The boys told of years of regular beatings with a metal kitchen spatula or wooden spoon, which would cause injuries that made their buttocks bleed. They said the assaults - for offences such as for making a mess, having a water fight, failing to eat their school lunch, or returning to school when they could not find their stepmother at home - went on for about six years.
But over that period, little had been seen of injuries or marks, explained away when they were seen, as childhood injuries from play and sports, or as a reaction to a milk allergy. And the boys said they had not reported the violence to their father earlier because they said they were scared and intimidated by the stepmother. The trial heard no evidence of bloody marks being seen on their underwear or pants.
The complaints from the boys emerged in a conversation with their mother, after a violent dinner-time incident where they alleged the stepmother had attacked their father, in an incident that sent a dinner plate flying and the steak knife he was holding at the time may have caused injuries to his face. The father said the stepmother had grabbed his hand and forced his hand towards his face. The couple separated after that.

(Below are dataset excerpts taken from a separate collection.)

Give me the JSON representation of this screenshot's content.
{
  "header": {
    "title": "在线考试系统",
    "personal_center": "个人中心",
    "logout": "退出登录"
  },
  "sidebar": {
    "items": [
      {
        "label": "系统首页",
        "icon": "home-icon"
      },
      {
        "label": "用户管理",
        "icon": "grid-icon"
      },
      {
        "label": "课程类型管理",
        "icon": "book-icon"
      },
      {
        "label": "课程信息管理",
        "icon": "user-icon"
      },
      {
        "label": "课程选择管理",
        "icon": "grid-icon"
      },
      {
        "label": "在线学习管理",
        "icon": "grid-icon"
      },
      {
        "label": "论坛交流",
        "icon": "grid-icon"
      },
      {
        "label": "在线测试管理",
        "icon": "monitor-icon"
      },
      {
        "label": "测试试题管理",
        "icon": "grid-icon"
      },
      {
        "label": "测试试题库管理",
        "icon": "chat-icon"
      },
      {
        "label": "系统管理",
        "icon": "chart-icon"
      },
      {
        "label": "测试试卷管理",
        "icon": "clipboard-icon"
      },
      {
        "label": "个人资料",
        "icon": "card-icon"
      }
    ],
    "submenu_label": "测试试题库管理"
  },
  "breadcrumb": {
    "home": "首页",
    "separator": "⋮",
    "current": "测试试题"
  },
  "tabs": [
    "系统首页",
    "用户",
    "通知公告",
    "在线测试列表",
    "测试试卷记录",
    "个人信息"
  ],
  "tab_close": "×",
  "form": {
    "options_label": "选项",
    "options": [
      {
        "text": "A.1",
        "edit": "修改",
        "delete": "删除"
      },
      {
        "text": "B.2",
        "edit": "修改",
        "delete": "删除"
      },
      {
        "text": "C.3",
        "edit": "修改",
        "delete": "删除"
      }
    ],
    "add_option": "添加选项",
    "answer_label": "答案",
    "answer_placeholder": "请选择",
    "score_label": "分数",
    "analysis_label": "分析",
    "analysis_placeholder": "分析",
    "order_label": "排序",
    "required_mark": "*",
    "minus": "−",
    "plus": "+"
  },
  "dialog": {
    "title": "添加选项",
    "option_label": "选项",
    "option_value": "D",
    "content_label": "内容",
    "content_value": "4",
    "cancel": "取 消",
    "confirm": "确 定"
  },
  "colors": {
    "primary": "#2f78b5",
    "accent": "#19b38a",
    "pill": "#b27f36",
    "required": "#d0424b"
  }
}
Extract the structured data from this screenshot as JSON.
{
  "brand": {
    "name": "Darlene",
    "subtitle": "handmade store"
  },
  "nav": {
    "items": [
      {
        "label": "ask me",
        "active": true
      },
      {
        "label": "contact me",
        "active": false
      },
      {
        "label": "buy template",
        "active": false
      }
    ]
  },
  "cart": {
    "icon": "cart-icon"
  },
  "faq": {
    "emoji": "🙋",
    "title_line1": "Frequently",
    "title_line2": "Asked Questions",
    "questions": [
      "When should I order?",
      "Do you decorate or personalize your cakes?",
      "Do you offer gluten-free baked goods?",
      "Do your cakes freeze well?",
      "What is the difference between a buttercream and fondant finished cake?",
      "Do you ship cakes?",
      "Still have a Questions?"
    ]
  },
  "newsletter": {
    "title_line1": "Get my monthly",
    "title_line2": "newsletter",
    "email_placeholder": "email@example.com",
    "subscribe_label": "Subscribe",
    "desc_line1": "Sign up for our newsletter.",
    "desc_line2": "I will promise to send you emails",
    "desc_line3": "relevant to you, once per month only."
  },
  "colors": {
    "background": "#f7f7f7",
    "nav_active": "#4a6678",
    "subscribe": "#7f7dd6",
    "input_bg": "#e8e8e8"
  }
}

Judge Gilbert found that the woman had intentionally thrust the husband's hand, holding a steak knife, towards his face at least twice, causing two cuts and a scratch on his glasses, and then punched him at least once before he managed to get control of her.
He said the boys' accounts of the assaults were congruent, "but not so strikingly similar as to make me think that the pair of them had fitted up a story". Neither appeared to "speak to a script".
"I found them both to be very good witnesses," he said. He later described them as "compelling witnesses".
The marriage of the father and stepmother was "imploding" during some of the period covered by the trial. If the boys had been lying, it was much more likely that they would have first have made their complaints to their father as a show of support to him. In fact, they had first made their allegations to their mother, years after the abuse had ceased.
There had been earlier opportunities for the boys to complain to adults, but it was well established that there were very good reasons why complainants, particularly children, might delay complaining about abuse, or never complain.
He did not accept it was inevitable the boys' father, or mother who had them every second weekend, would have noticed blood on their clothing. The abuse was likely to cause only small cuts and likely small amounts of blood. The stepmother did most of the domestic duties at their house and their father spoke of "gathering up clothes in a bundle" when he did the laundry.
"It also has to be borne in mind that the boys were frightened, and perhaps, embarrassed, by what was happening to them," the judge said.
Courtney Martyn appeared for the Crown; Craig Ruane appeared as defence counsel for the woman.